Member of the Kansas Senate from the 31st district
- Incumbent
- Assumed office January 13, 2025

Member of the Kansas House of Representatives from the 74th district
- In office January 14, 2019 – January 13, 2025
- Preceded by: Don Schroeder
- Succeeded by: Mike King

Personal details
- Party: Republican
- Spouse: Rose
- Children: 3
- Education: Bethel College (BS) Southwestern College (MBA)
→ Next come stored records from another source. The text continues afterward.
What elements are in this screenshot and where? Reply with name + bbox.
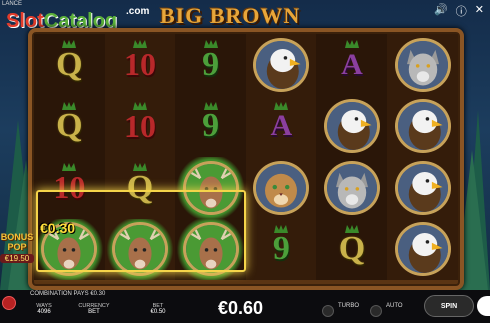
symbol-glyph: Q [338, 230, 366, 268]
symbol-q: Q [34, 96, 105, 158]
symbol-wolf [387, 34, 458, 96]
info-icon[interactable]: ⓘ [456, 3, 467, 19]
combination-pays-text: COMBINATION PAYS €0.30 [30, 291, 106, 297]
symbol-glyph: Q [56, 107, 83, 145]
crown-icon [132, 40, 147, 48]
turbo-label: TURBO [338, 303, 359, 309]
eagle-icon [323, 99, 380, 154]
symbol-glyph: Q [56, 45, 83, 83]
symbol-glyph: 10 [123, 107, 156, 144]
crown-icon [62, 163, 77, 171]
crown-icon [344, 224, 359, 233]
crown-icon [132, 163, 147, 171]
bonus-label-line1: BONUS [0, 232, 34, 242]
symbol-glyph: 9 [272, 230, 290, 268]
crown-icon [274, 101, 289, 110]
close-icon[interactable]: ✕ [475, 3, 484, 19]
total-win: €0.60 [218, 298, 264, 318]
symbol-a: A [317, 34, 388, 96]
wolf-icon [323, 160, 380, 215]
currency-stat[interactable]: CURRENCY BET [72, 303, 116, 315]
symbol-q: Q [34, 34, 105, 96]
symbol-9: 9 [175, 34, 246, 96]
watermark-com: .com [126, 6, 150, 17]
currency-value: BET [88, 309, 100, 315]
symbol-eagle [387, 96, 458, 158]
crown-icon [62, 101, 77, 110]
bonus-value: €19.50 [0, 254, 34, 263]
symbol-wolf [317, 157, 388, 219]
bonus-pop-badge: BONUS POP €19.50 [0, 232, 34, 263]
symbol-eagle [317, 96, 388, 158]
quick-stop-button[interactable] [477, 296, 490, 316]
top-controls: 🔊 ⓘ ✕ [434, 3, 484, 19]
auto-label: AUTO [386, 303, 403, 309]
crown-icon [203, 40, 218, 48]
symbol-glyph: A [270, 109, 293, 143]
symbol-glyph: 9 [202, 107, 220, 145]
eagle-icon [394, 160, 451, 215]
ways-stat: WAYS 4096 [22, 303, 66, 315]
wolf-icon [394, 37, 451, 92]
menu-button[interactable] [2, 296, 16, 310]
bonus-label-line2: POP [7, 242, 27, 252]
turbo-toggle[interactable] [322, 305, 334, 317]
symbol-eagle [246, 34, 317, 96]
operator-label: LANCE [2, 1, 23, 7]
volume-icon[interactable]: 🔊 [434, 3, 448, 19]
ways-value: 4096 [37, 309, 51, 315]
crown-icon [344, 40, 359, 48]
symbol-9: 9 [246, 219, 317, 281]
eagle-icon [394, 99, 451, 154]
symbol-9: 9 [175, 96, 246, 158]
line-win-amount: €0.30 [40, 220, 76, 236]
eagle-icon [253, 37, 310, 92]
symbol-cougar [246, 157, 317, 219]
eagle-icon [394, 222, 451, 277]
symbol-a: A [246, 96, 317, 158]
symbol-q: Q [317, 219, 388, 281]
crown-icon [274, 224, 289, 233]
game-stage: LANCE SlotCatalog .com BIG BROWN 🔊 ⓘ ✕ Q… [0, 0, 490, 323]
symbol-10: 10 [105, 34, 176, 96]
bet-stat[interactable]: BET €0.50 [136, 303, 180, 315]
symbol-eagle [387, 219, 458, 281]
game-logo: BIG BROWN [160, 3, 301, 28]
symbol-10: 10 [105, 96, 176, 158]
spin-button[interactable]: SPIN [424, 295, 474, 317]
auto-toggle[interactable] [370, 305, 382, 317]
symbol-glyph: A [341, 47, 363, 81]
crown-icon [203, 101, 218, 110]
crown-icon [132, 101, 147, 110]
symbol-glyph: 9 [202, 45, 220, 83]
symbol-eagle [387, 157, 458, 219]
bet-value: €0.50 [150, 309, 166, 315]
symbol-glyph: 10 [123, 46, 156, 83]
cougar-icon [253, 160, 310, 215]
crown-icon [62, 40, 77, 48]
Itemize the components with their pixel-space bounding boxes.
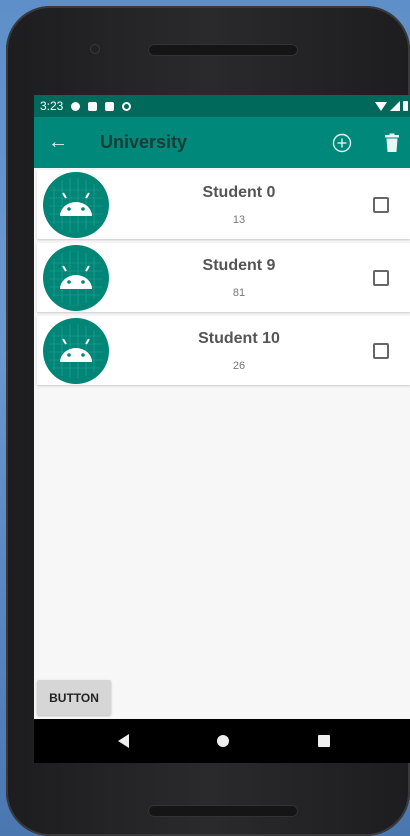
- gear-icon: [71, 101, 81, 111]
- top-speaker: [148, 44, 298, 56]
- status-time: 3:23: [40, 99, 64, 113]
- android-avatar-icon: [43, 172, 109, 238]
- student-name: Student 10: [198, 330, 280, 347]
- student-value: 81: [232, 287, 246, 299]
- student-checkbox[interactable]: [373, 270, 389, 286]
- cell-signal-icon: [390, 101, 400, 111]
- add-circle-icon[interactable]: [332, 133, 352, 153]
- bottom-speaker: [148, 805, 298, 817]
- shield-icon: [88, 101, 98, 111]
- arrow-left-icon[interactable]: ←: [48, 131, 88, 154]
- student-checkbox[interactable]: [373, 343, 389, 359]
- student-name: Student 0: [202, 184, 276, 201]
- student-value: 13: [232, 214, 246, 226]
- device-screen: 3:23 ← University Student 0 13 Student 9…: [34, 95, 410, 763]
- back-icon[interactable]: [118, 734, 130, 748]
- phone-frame: 3:23 ← University Student 0 13 Student 9…: [6, 6, 410, 836]
- android-avatar-icon: [43, 318, 109, 384]
- student-name: Student 9: [202, 257, 276, 274]
- app-title: University: [100, 132, 188, 152]
- wifi-icon: [375, 101, 387, 111]
- app-bar: ← University: [34, 117, 410, 168]
- student-list: Student 0 13 Student 9 81 Student 10 26: [34, 168, 410, 385]
- home-icon[interactable]: [217, 735, 230, 747]
- recents-icon[interactable]: [317, 735, 330, 747]
- bottom-button[interactable]: BUTTON: [37, 680, 111, 715]
- battery-icon: [403, 101, 408, 111]
- list-item[interactable]: Student 9 81: [37, 243, 410, 312]
- status-bar: 3:23: [34, 95, 410, 117]
- front-camera: [90, 44, 100, 54]
- sd-card-icon: [105, 101, 115, 111]
- trash-icon[interactable]: [384, 133, 400, 153]
- list-item[interactable]: Student 0 13: [37, 170, 410, 239]
- android-avatar-icon: [43, 245, 109, 311]
- student-checkbox[interactable]: [373, 197, 389, 213]
- sync-icon: [122, 101, 132, 111]
- system-nav-bar: [34, 719, 410, 763]
- student-value: 26: [232, 360, 246, 372]
- list-item[interactable]: Student 10 26: [37, 316, 410, 385]
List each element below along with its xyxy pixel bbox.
= Stephen Owens (Kansas politician) =

American politician and businessman

Stephen Owens is an American politician and businessman. He served as a member of the Kansas House of Representatives from the 74th district from 2019 to 2025, and has been a member of the Kansas Senate since 2025.

== Education ==
Owens earned a Bachelor of Science degree in business and accounting from Bethel College and a Master of Business Administration from Southwestern College.

== Career ==
From 1997 to 2015, Owens served as a captain in the Hesston, Kansas, Fire Department. From 2000 to 2003, he also worked as a CPA. From 2014 to 2018, Owens was the vice president of the Kansas Bail Bonds Association. He co-founded Axis Monitoring LLC, a company that provides alcohol, GPS and house arrest monitoring services. Owens also owns a bail bonds company with locations in Wichita and Emporia. He was elected to the Kansas House of Representatives in November 2018 and assumed office in January 2019. In 2024, he was elected to the Kansas Senate.